It would take a special breed of human beings to pass a law making it a crime to offer water and food to another human in need, such as while waiting in line to vote. But that is what Georgia’s Republicans in control of the state have done as part of a new law intended to stave off non-existent electoral fraud.
For good measure, Gov. Brian Kemp, flanked by six European American men, signed the bill, in private, on March 25, within hours of its passage, a painting of a slave plantation in the background. And when Democratic State Rep. Park Cannon, an African American, knocked on his door to be let in to witness the signing, state troopers arrested, charged and literally hauled her off to jail.
The goal is obviously to defeat Georgia’s first African American Senator, the Rev. Raphael Warnock, next year and retake control of the Senate.

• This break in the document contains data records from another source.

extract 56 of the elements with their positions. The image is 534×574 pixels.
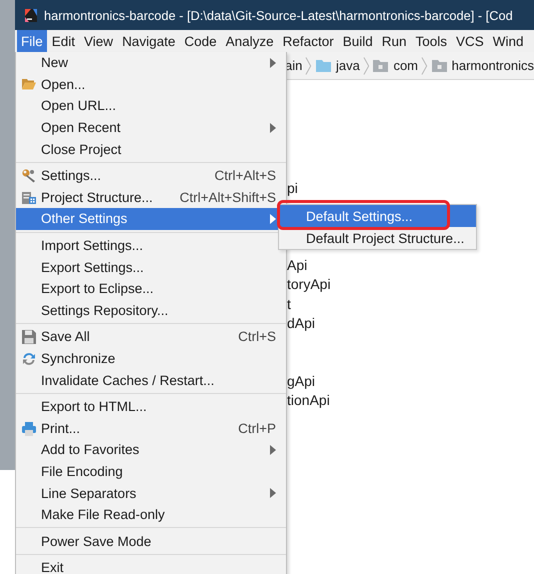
tree-item[interactable]: Api xyxy=(287,256,308,276)
menu-item[interactable]: Print... Ctrl+P xyxy=(16,418,286,440)
menu-item[interactable]: Wind xyxy=(488,30,528,52)
breadcrumb-item[interactable]: harmontronics xyxy=(452,58,534,73)
window-title: harmontronics-barcode - [D:\data\Git-Source-Latest\harmontronics-barcode] - [Cod xyxy=(44,8,513,22)
chevron-icon xyxy=(362,56,370,76)
wrench-icon xyxy=(21,168,37,184)
menu-item[interactable]: File Encoding xyxy=(16,460,286,482)
tree-item[interactable]: tionApi xyxy=(287,391,330,411)
menu-item[interactable]: Exit xyxy=(16,557,286,574)
app-logo-icon xyxy=(24,8,38,22)
tree-item[interactable]: pi xyxy=(287,179,298,198)
menu-item[interactable]: Add to Favorites xyxy=(16,439,286,461)
folder-icon xyxy=(314,58,332,72)
menu-item[interactable]: Tools xyxy=(412,30,452,52)
menu-item[interactable]: Save All Ctrl+S xyxy=(16,326,286,348)
menu-item[interactable]: Open... xyxy=(16,74,286,96)
menu-item[interactable]: Export Settings... xyxy=(16,256,286,278)
menu-item[interactable]: Navigate xyxy=(118,30,180,52)
grid-document-icon xyxy=(21,190,37,206)
menu-item[interactable]: VCS xyxy=(452,30,488,52)
menu-item[interactable]: Line Separators xyxy=(16,482,286,504)
menu-item[interactable]: Edit xyxy=(48,30,80,52)
sync-arrows-icon xyxy=(21,350,37,367)
menu-item[interactable]: Code xyxy=(180,30,221,52)
folder-icon xyxy=(21,76,37,91)
menu-item[interactable]: Run xyxy=(378,30,410,52)
menu-item[interactable]: Close Project xyxy=(16,138,286,160)
breadcrumb-item[interactable]: java xyxy=(336,58,360,73)
tree-item[interactable]: dApi xyxy=(287,314,316,334)
menu-item[interactable]: Export to HTML... xyxy=(16,396,286,418)
menu-item[interactable]: Synchronize xyxy=(16,348,286,370)
chevron-icon xyxy=(305,56,312,76)
tree-item[interactable]: toryApi xyxy=(287,275,331,295)
menu-item[interactable]: Export to Eclipse... xyxy=(16,278,286,300)
package-folder-icon xyxy=(372,58,390,72)
tree-item[interactable]: gApi xyxy=(287,372,316,392)
menu-item[interactable]: Make File Read-only xyxy=(16,504,286,526)
menu-item[interactable]: Refactor xyxy=(278,30,338,52)
menu-item[interactable]: Analyze xyxy=(222,30,278,52)
menu-item[interactable]: New xyxy=(16,52,286,74)
menu-item[interactable]: Settings Repository... xyxy=(16,300,286,322)
menu-item[interactable]: Open URL... xyxy=(16,95,286,117)
menu-item[interactable]: View xyxy=(80,30,118,52)
chevron-icon xyxy=(421,56,428,76)
menu-item[interactable]: Power Save Mode xyxy=(16,530,286,552)
menu-item[interactable]: File xyxy=(17,30,47,52)
menu-item[interactable]: Settings... Ctrl+Alt+S xyxy=(16,164,286,187)
printer-icon xyxy=(21,420,37,436)
menu-item[interactable]: Build xyxy=(338,30,377,52)
tree-item[interactable]: t xyxy=(287,294,291,314)
menu-item[interactable]: Default Settings... xyxy=(279,205,476,227)
package-folder-icon xyxy=(430,58,448,72)
breadcrumb-item[interactable]: com xyxy=(393,58,418,73)
menu-item[interactable]: Open Recent xyxy=(16,116,286,138)
menu-item[interactable]: Invalidate Caches / Restart... xyxy=(16,369,286,391)
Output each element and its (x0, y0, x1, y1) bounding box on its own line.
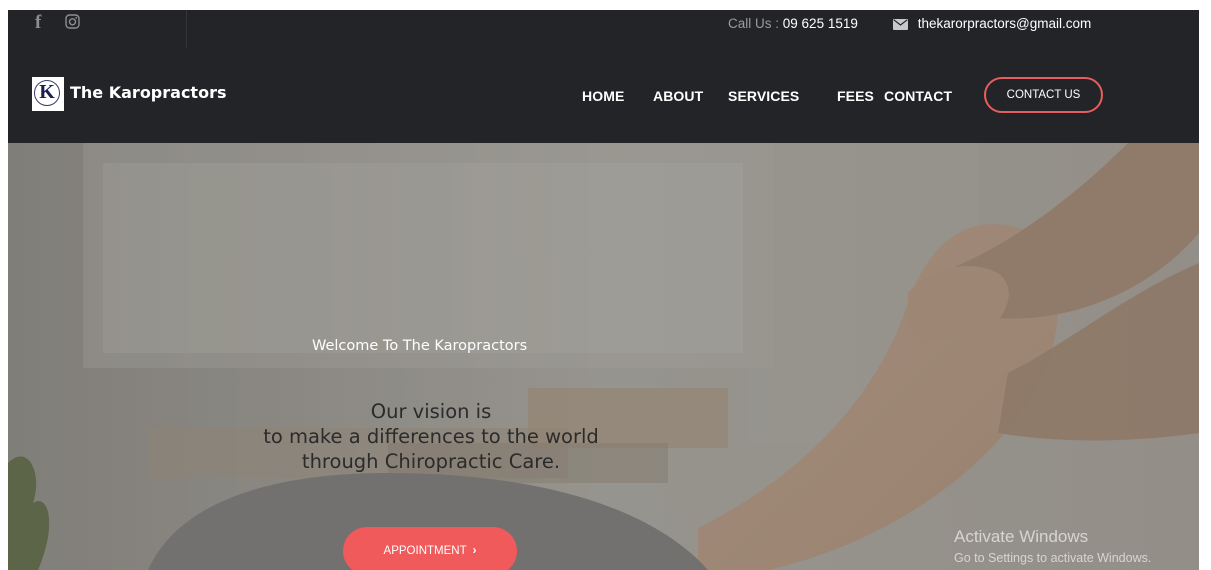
appointment-label: APPOINTMENT (383, 545, 467, 557)
watermark-subtitle: Go to Settings to activate Windows. (954, 551, 1152, 565)
logo[interactable]: K (32, 77, 64, 111)
vision-statement: Our vision is to make a differences to t… (160, 399, 702, 474)
navbar: K The Karopractors HOME ABOUT SERVICES F… (8, 48, 1199, 143)
watermark-title: Activate Windows (954, 527, 1089, 546)
page-frame: f Call Us : 09 625 1519 thekarorpractors… (8, 10, 1199, 570)
email-contact[interactable]: thekarorpractors@gmail.com (893, 16, 1091, 33)
chevron-right-icon: › (472, 545, 477, 557)
vision-line: to make a differences to the world (263, 425, 599, 448)
nav-home[interactable]: HOME (582, 88, 624, 104)
vision-line: Our vision is (370, 400, 492, 423)
brand-name[interactable]: The Karopractors (70, 83, 226, 102)
top-bar: f Call Us : 09 625 1519 thekarorpractors… (8, 10, 1199, 49)
call-us: Call Us : 09 625 1519 (728, 16, 858, 31)
instagram-icon[interactable] (65, 14, 80, 34)
hero-banner: Welcome To The Karopractors Our vision i… (8, 143, 1199, 570)
logo-mark: K (34, 80, 60, 106)
call-label: Call Us : (728, 16, 780, 31)
activate-windows-watermark: Activate Windows Go to Settings to activ… (954, 527, 1151, 565)
appointment-button[interactable]: APPOINTMENT › (343, 527, 517, 570)
email-address: thekarorpractors@gmail.com (917, 16, 1092, 31)
social-links: f (8, 10, 187, 48)
nav-fees[interactable]: FEES (837, 88, 874, 104)
nav-services[interactable]: SERVICES (728, 88, 799, 104)
phone-number[interactable]: 09 625 1519 (783, 16, 858, 31)
facebook-icon[interactable]: f (35, 13, 41, 33)
envelope-icon (893, 18, 908, 33)
nav-contact[interactable]: CONTACT (884, 88, 952, 104)
contact-us-button[interactable]: CONTACT US (984, 77, 1103, 113)
vision-line: through Chiropractic Care. (301, 450, 561, 473)
welcome-text: Welcome To The Karopractors (312, 338, 528, 354)
hero-background-image (8, 143, 1199, 570)
nav-about[interactable]: ABOUT (653, 88, 703, 104)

This is, of course, not the first time that the Republican Party, acting on behalf of its financial masters, has aggressively sought to suppress voting. It has been the party’s election strategy ever since its leaders realized changing demographics could make it a permanent minority. In fact, Republicans launched an assault on voting rights after Barack Obama was elected president in 2008 that is eerily similar to what is going on now.
“After America elected its first black president, operatives throughout the apparatus and their allied office holders systematically kindled the irrational conviction that Barack Obama had won through massive voter ‘fraud’ and unless a battery of new laws prevented it, such fraud would be used to ‘steal’ more elections,” Nancy McLean recounted in her book “Democracy in Chains.” The lie did not originate with Donald Trump.
Legislators in 41 states “introduced more than 180 bills to restrict who could vote and how.” McLean noted, “The measures would most reduce the political influence of low-income voters and young people, who had been inclining leftward . . . America had not witnessed such a burst of limits on voting rights since the mass disenfranchisement instituted by southern states a century ago.”
Twelve years later, Trump claimed “massive fraud” and a “stolen election” in 2020. His supporters stormed the Capitol — and Republican legislators in 43 states have “proposed at least 250 laws that would limit mail, early in-person and Election Day voting with such constraints as stricter ID requirements, limited hours or narrower eligibility to vote absentee,” The Washington Post reported, citing Brennan Center for Justice data. “The measures are likely to disproportionately affect those in cities and Black voters in particular who overwhelmingly vote Democratic,” The Post said.
The law, the opening salvo for this trench warfare against voting rights, is noted also for its other extreme measures, including taking away the elections power of the secretary of state and imposing restrictions on county election boards, thus positioning the state to intervene in the outcome of an election.
President Joe Biden has denounced the law and similar measures passed or under consideration in other states, calling them “sick” and “un-American.” Biden, in fact, signed an executive order on March 7, the 56th anniversary of “Bloody Sunday,” when Alabama state troopers brutally attacked hundreds of marchers on the Edmund Pettus Bridge in Selma. He signed the order “to make it easier for eligible voters to register to vote and improve access to voting.”
Democrats, who almost immediately sued Georgia, have been trying for years to enact legislation strengthening and expanding voting rights, especially since the U.S. Supreme Court on June 25, 2013, voided a section of the 1965 Voting Rights Act that required a number of states — including Georgia — with a history of voter suppression to seek pre-clearance from the federal government for any election law changes.
After gaining control of the U.S. House in 2018, Democrats approved a bill to restore and expand voting rights. All Republicans opposed it and the measure stalled in the then Republican-controlled U.S. Senate. Democrats passed a similar bill, again with no House Republican support. Democrats, now with a slim Senate majority, would normally be able to pass it but, even though they are now in the minority, any Republican Senator can block its passage simply by opposing it, requiring 60 votes for passage. Democrats are now mulling over whether they should use their majority to abolish or modify this maneuver, known as the filibuster, for this and other key Boden agenda items.
Meanwhile, Florida, which is among states passing or proposing more voter suppression measures, has gone a step further by passing a bill which is clearly intended to intimidate protesters, including those demonstrating against electoral shenanigans by the state, and blackmail local governments into acquiescence. The law is ostensibly directed at protests that turn into “riots” but peaceful demonstrations have been known to have been infiltrated by agents provocateurs to create mischief.
It is no surprise that Lady Justice covered her eyes, not to symbolize that justice is blind – it has never been – but to avoid witnessing such undemocratic behavior.
Or that the Liberty Bell cracked not just because of construction flaws but in sounding the alarm that American democracy is fragile enough to be in constant jeopardy.
Even an inanimate statue and a metallic bell want to warn about those who would be convinced, to paraphrase Psalm 23, that goodness and mercy shall follow them all the days of their lives and they shall dwell in the House of Trump forever.
And Lady Liberty holds aloft her torch so they cannot reach it.